Texas Leads The Nation in Pollution

With temperatures in our area dipping into the single digits tonight, global warming is probably the last thing on anyone's mind.

But the rest of the nation is pointing its finger at Texas as the biggest polluter in the country.

You can't drive down any Texas road without seeing a great big pickup truck or SUV.

Texans' affection for gas-guzzling vehicles has helped the Lone Star State gain the title of biggest carbon polluter in the country.

The United States Energy Information Administration reports Texas put 670 million metric tons of carbon dioxide into the atmosphere in 2003.
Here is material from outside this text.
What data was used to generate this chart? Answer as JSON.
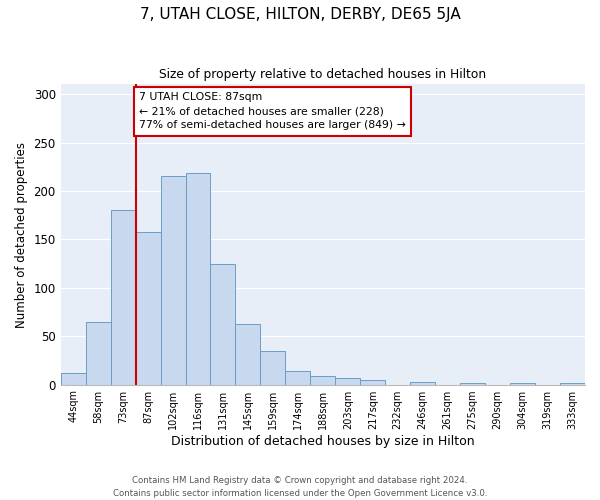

That is more than what was put out by California and Pennsylvania, the second and third ranking states, combined.

There are several reasons for Texas' large carbon footprint, one of them being the state's 19 coal burning plants. Texas leads the nation in coal consumption. Our per-capita use of electricity in homes is higher than the national average.

The state's dozens of oil refineries and chemical plants also contribute to its pollution.

Another reason, Texas-sized vehicles. The state has more than 20 million registered vehicles.  One in four of those is a pickup truck. Transportation was 28 percent of texas' carbon emissions in 2003.

A poll by the pew research center found nationally, less than 50 percent of Americans say global warming should be immediately addressed.

In Texas, fewer than four percent see it as a pressing issue.